I hope these two points can offer some intuition behind the observed behavior and I'm happy to discuss further!


Regarding the reported values in Table 1, since all of the methods are unsupervised, we don't consider the case of a labeled validation set for early-stopping and therefore train all methods to convergence.

I hope this helps and feel free to reply if there's any other questions or concerns!

Wshenv commented 9 months ago

Thank you very much for your answer First of all, thank you very much again for your timely reply to me. I also feel sorry for my slow reply. I very much agree with your above two points, I learned a lot from it! . I have another question that I hope you can help me with. Have you ever thought about the learning rate? From Lite-Mono to Dynamo-Depth, the two variables are your contribution point and your learning rate. I would like to know: did you only adjust the learning rate of Lite-Mono to be the same as Dynamo-Depth for training on nuScenes, and what is the result? I think this can better verify your contribution points

YihongSun commented 9 months ago

Hello,

No worries at all and I'm glad you find the mentioned points helpful!

Since our interest from the start was to correctly predict depth for dynamical objects, we did minimal learning rate tuning (swept in factors of 10 with monodepth2 on Waymo Open). Once the learning rate was found, we simply kept it when switching to LiteMono and when applying to nuScenes and KITTI.

For your second question, the performance is similar when training LiteMono with our learning rate without the listed contributions.
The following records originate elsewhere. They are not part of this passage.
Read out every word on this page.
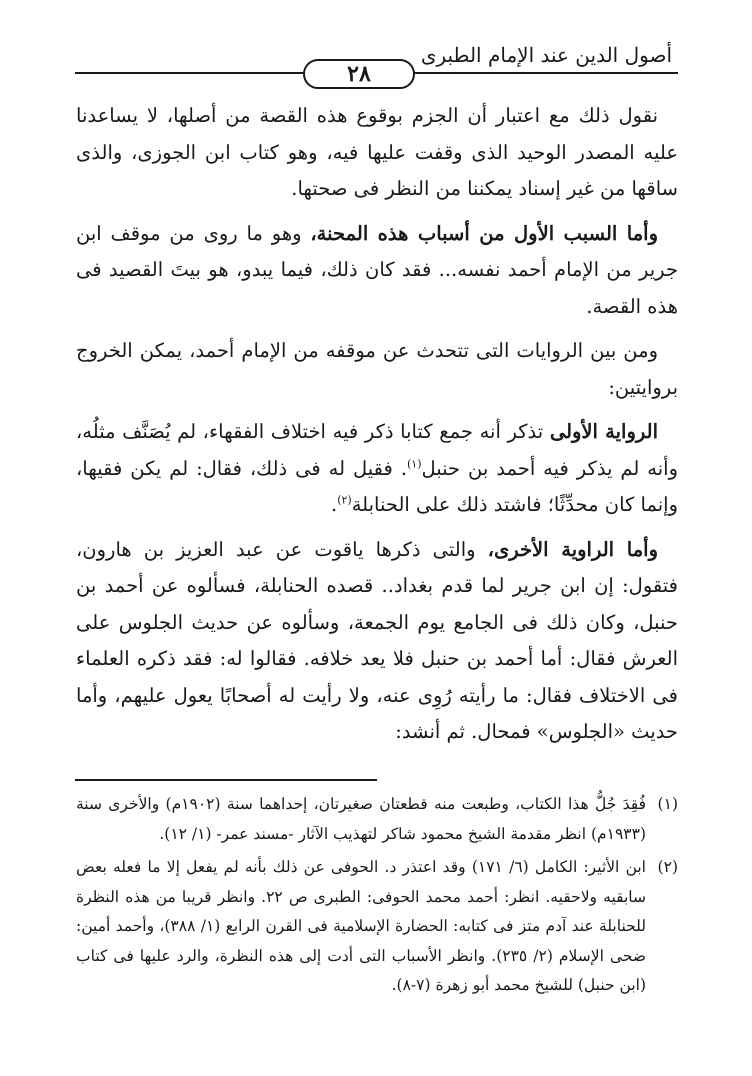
أصول الدين عند الإمام الطبرى
٢٨

نقول ذلك مع اعتبار أن الجزم بوقوع هذه القصة من أصلها، لا يساعدنا عليه المصدر الوحيد الذى وقفت عليها فيه، وهو كتاب ابن الجوزى، والذى ساقها من غير إسناد يمكننا من النظر فى صحتها.

وأما السبب الأول من أسباب هذه المحنة، وهو ما روى من موقف ابن جرير من الإمام أحمد نفسه... فقد كان ذلك، فيما يبدو، هو بيتَ القصيد فى هذه القصة.

ومن بين الروايات التى تتحدث عن موقفه من الإمام أحمد، يمكن الخروج بروايتين:

الرواية الأولى تذكر أنه جمع كتابا ذكر فيه اختلاف الفقهاء، لم يُصَنَّف مثلُه، وأنه لم يذكر فيه أحمد بن حنبل$^{(١)}$. فقيل له فى ذلك، فقال: لم يكن فقيها، وإنما كان محدِّثًا؛ فاشتد ذلك على الحنابلة$^{(٢)}$.

وأما الراوية الأخرى، والتى ذكرها ياقوت عن عبد العزيز بن هارون، فتقول: إن ابن جرير لما قدم بغداد.. قصده الحنابلة، فسألوه عن أحمد بن حنبل، وكان ذلك فى الجامع يوم الجمعة، وسألوه عن حديث الجلوس على العرش فقال: أما أحمد بن حنبل فلا يعد خلافه. فقالوا له: فقد ذكره العلماء فى الاختلاف فقال: ما رأيته رُوِى عنه، ولا رأيت له أصحابًا يعول عليهم، وأما حديث «الجلوس» فمحال. ثم أنشد:

(١)
فُقِدَ جُلُّ هذا الكتاب، وطبعت منه قطعتان صغيرتان، إحداهما سنة (١٩٠٢م) والأخرى سنة (١٩٣٣م) انظر مقدمة الشيخ محمود شاكر لتهذيب الآثار -مسند عمر- (١/ ١٢).
(٢)
ابن الأثير: الكامل (٦/ ١٧١) وقد اعتذر د. الحوفى عن ذلك بأنه لم يفعل إلا ما فعله بعض سابقيه ولاحقيه. انظر: أحمد محمد الحوفى: الطبرى ص ٢٢. وانظر قريبا من هذه النظرة للحنابلة عند آدم متز فى كتابه: الحضارة الإسلامية فى القرن الرابع (١/ ٣٨٨)، وأحمد أمين: ضحى الإسلام (٢/ ٢٣٥). وانظر الأسباب التى أدت إلى هذه النظرة، والرد عليها فى كتاب (ابن حنبل) للشيخ محمد أبو زهرة (٧-٨).
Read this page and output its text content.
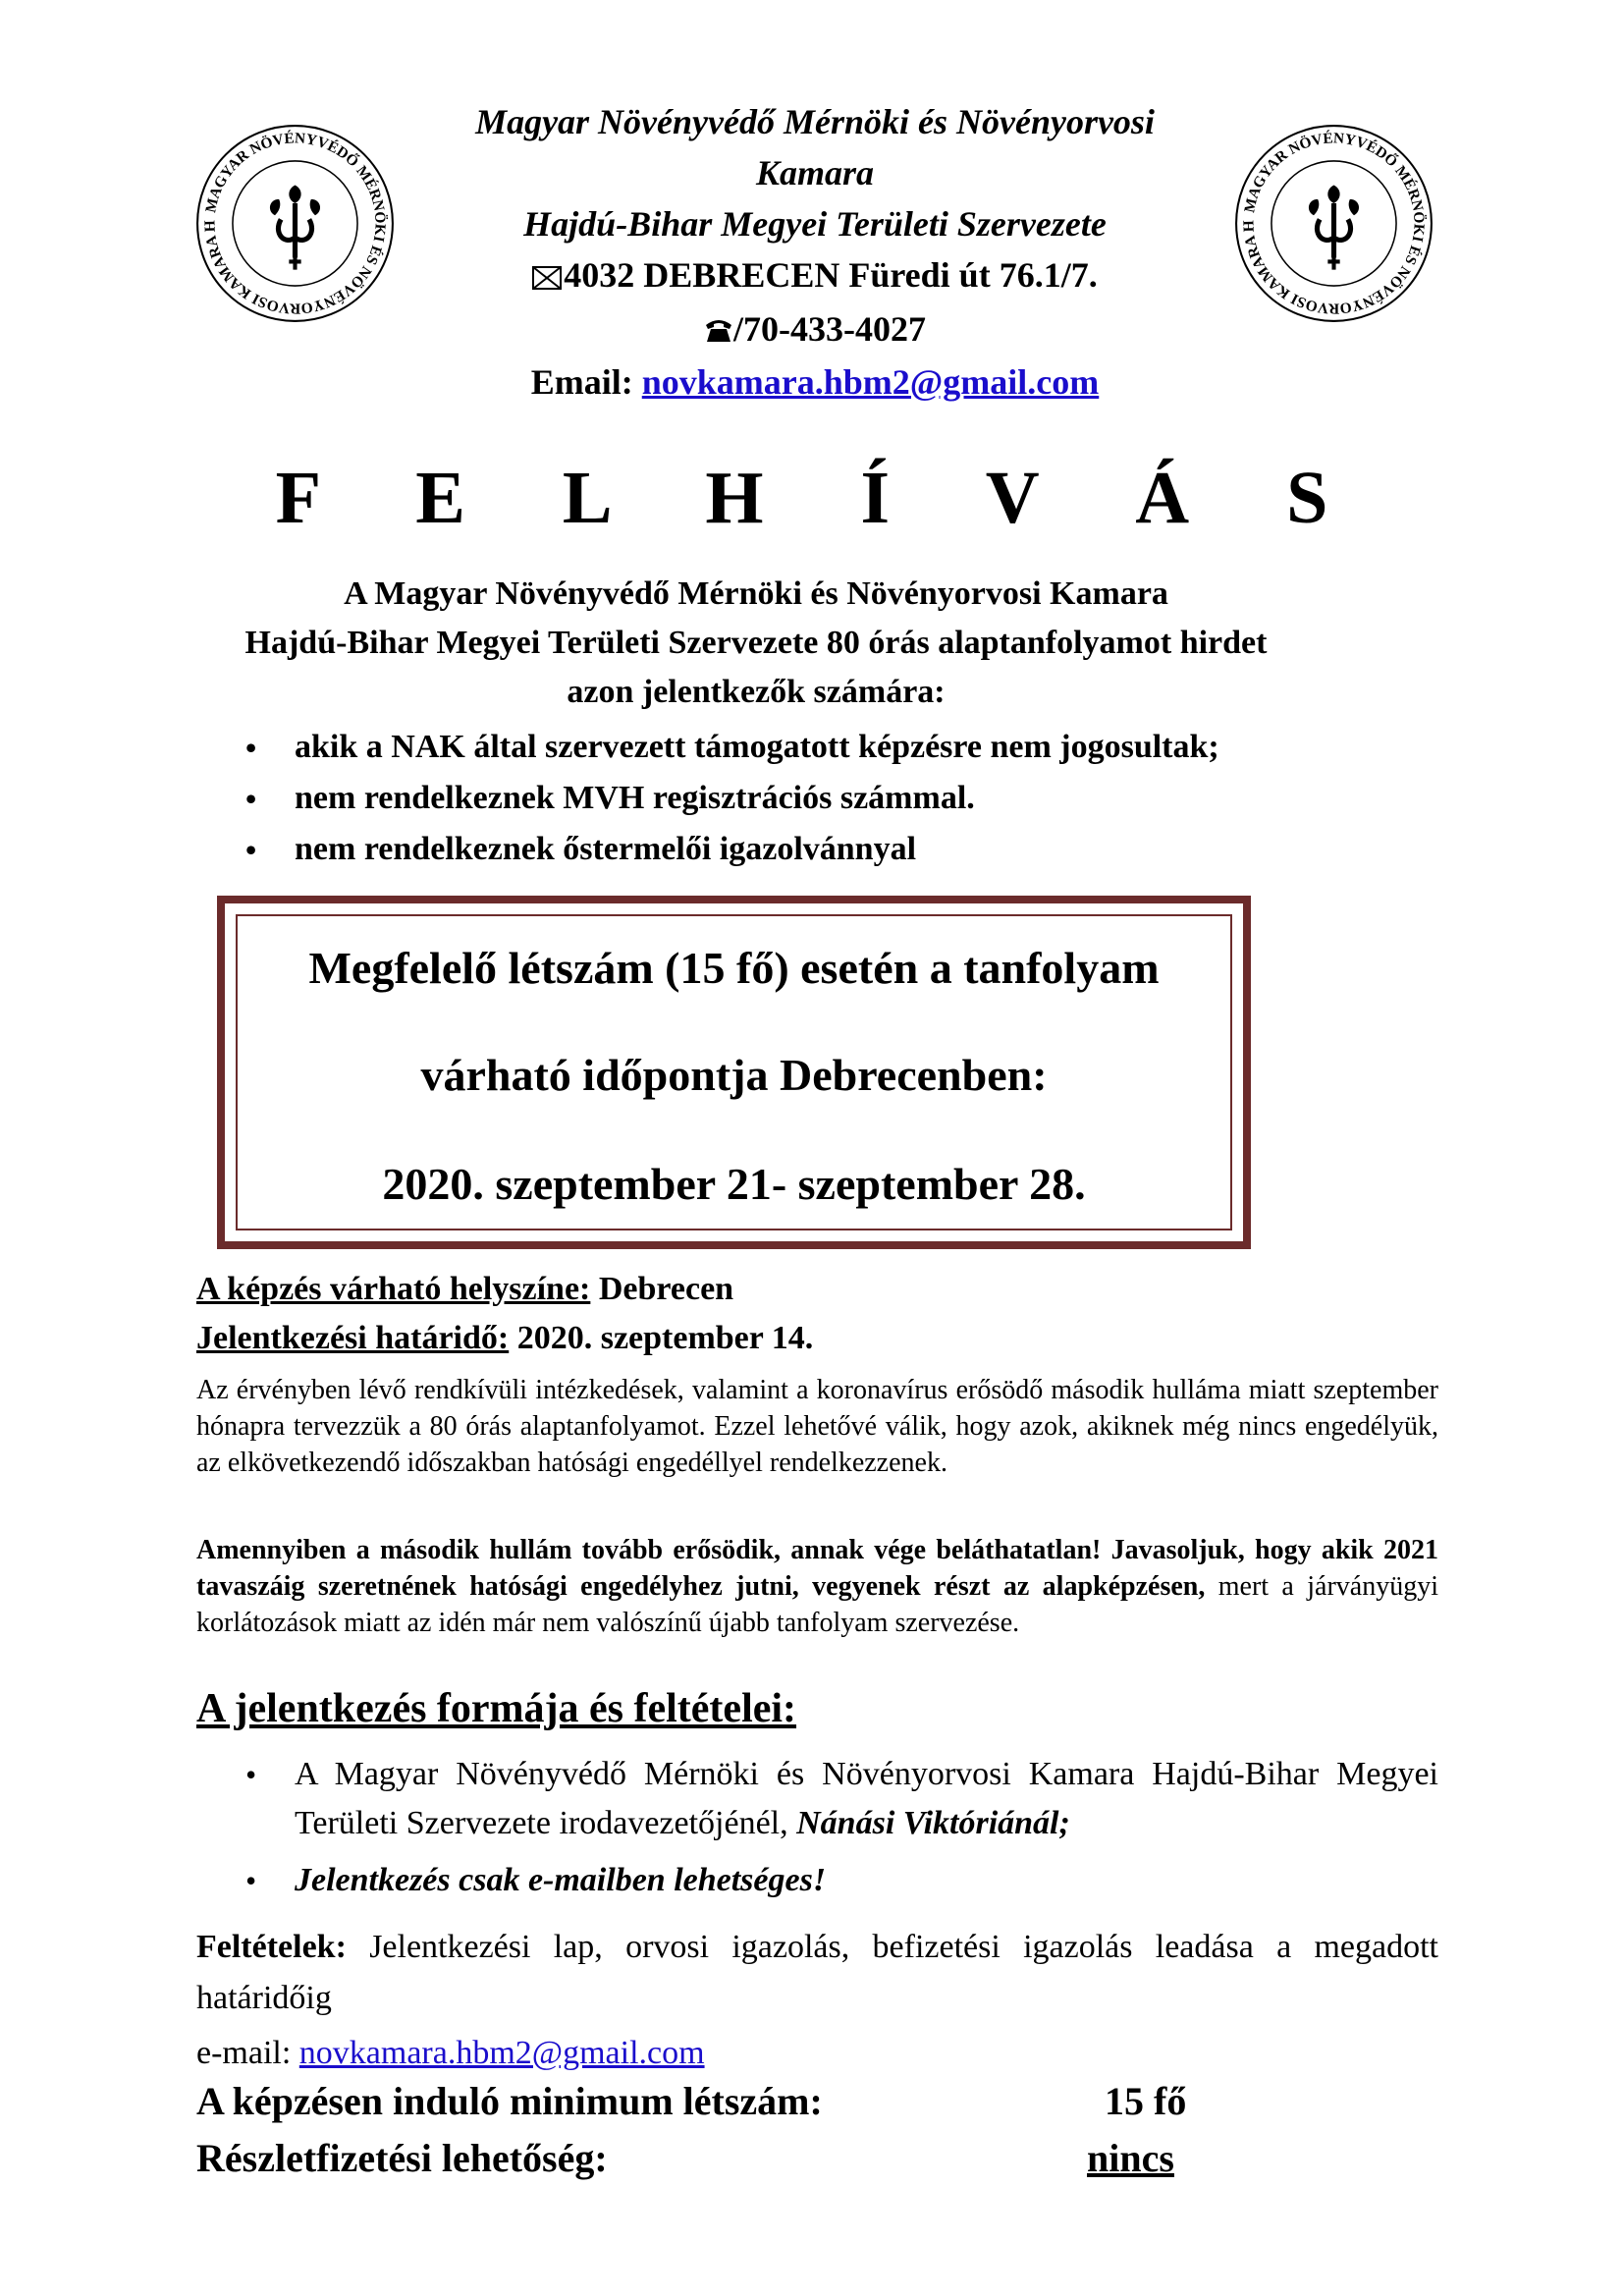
MAGYAR NÖVÉNYVÉDŐ MÉRNÖKI ÉS NÖVÉNYORVOSI KAMARA H
MAGYAR NÖVÉNYVÉDŐ MÉRNÖKI ÉS NÖVÉNYORVOSI KAMARA H
Magyar Növényvédő Mérnöki és Növényorvosi
Kamara
Hajdú-Bihar Megyei Területi Szervezete
4032 DEBRECEN Füredi út 76.1/7.
/70-433-4027
Email: novkamara.hbm2@gmail.com
F E L H Í V Á S
A Magyar Növényvédő Mérnöki és Növényorvosi Kamara
Hajdú-Bihar Megyei Területi Szervezete 80 órás alaptanfolyamot hirdet
azon jelentkezők számára:
• akik a NAK által szervezett támogatott képzésre nem jogosultak;
• nem rendelkeznek MVH regisztrációs számmal.
• nem rendelkeznek őstermelői igazolvánnyal
Megfelelő létszám (15 fő) esetén a tanfolyam
várható időpontja Debrecenben:
2020. szeptember 21- szeptember 28.
A képzés várható helyszíne: Debrecen
Jelentkezési határidő: 2020. szeptember 14.
Az érvényben lévő rendkívüli intézkedések, valamint a koronavírus erősödő második hulláma miatt szeptember hónapra tervezzük a 80 órás alaptanfolyamot. Ezzel lehetővé válik, hogy azok, akiknek még nincs engedélyük, az elkövetkezendő időszakban hatósági engedéllyel rendelkezzenek.
Amennyiben a második hullám tovább erősödik, annak vége beláthatatlan! Javasoljuk, hogy akik 2021 tavaszáig szeretnének hatósági engedélyhez jutni, vegyenek részt az alapképzésen, mert a járványügyi korlátozások miatt az idén már nem valószínű újabb tanfolyam szervezése.
A jelentkezés formája és feltételei:
• A Magyar Növényvédő Mérnöki és Növényorvosi Kamara Hajdú-Bihar Megyei Területi Szervezete irodavezetőjénél, Nánási Viktóriánál;
• Jelentkezés csak e-mailben lehetséges!
Feltételek: Jelentkezési lap, orvosi igazolás, befizetési igazolás leadása a megadott határidőig
e-mail: novkamara.hbm2@gmail.com
A képzésen induló minimum létszám:	15 fő
Részletfizetési lehetőség:	nincs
To verify, simply train with tag --epoch_schedules 30 0 0 0 instead of the default --epoch_schedules 1 1 5 20. This would only train the depth + pose network for 30 epochs, which would ablate all of our contributions.

Hope this works!

Wshenv commented 9 months ago

Thank you very much for your patient and careful answer. I have learned a lot from it. I would like to extend my heartfelt congratulations and best wishes to you and wish you continue to achieve excellent results in your studies. Keep up the great work!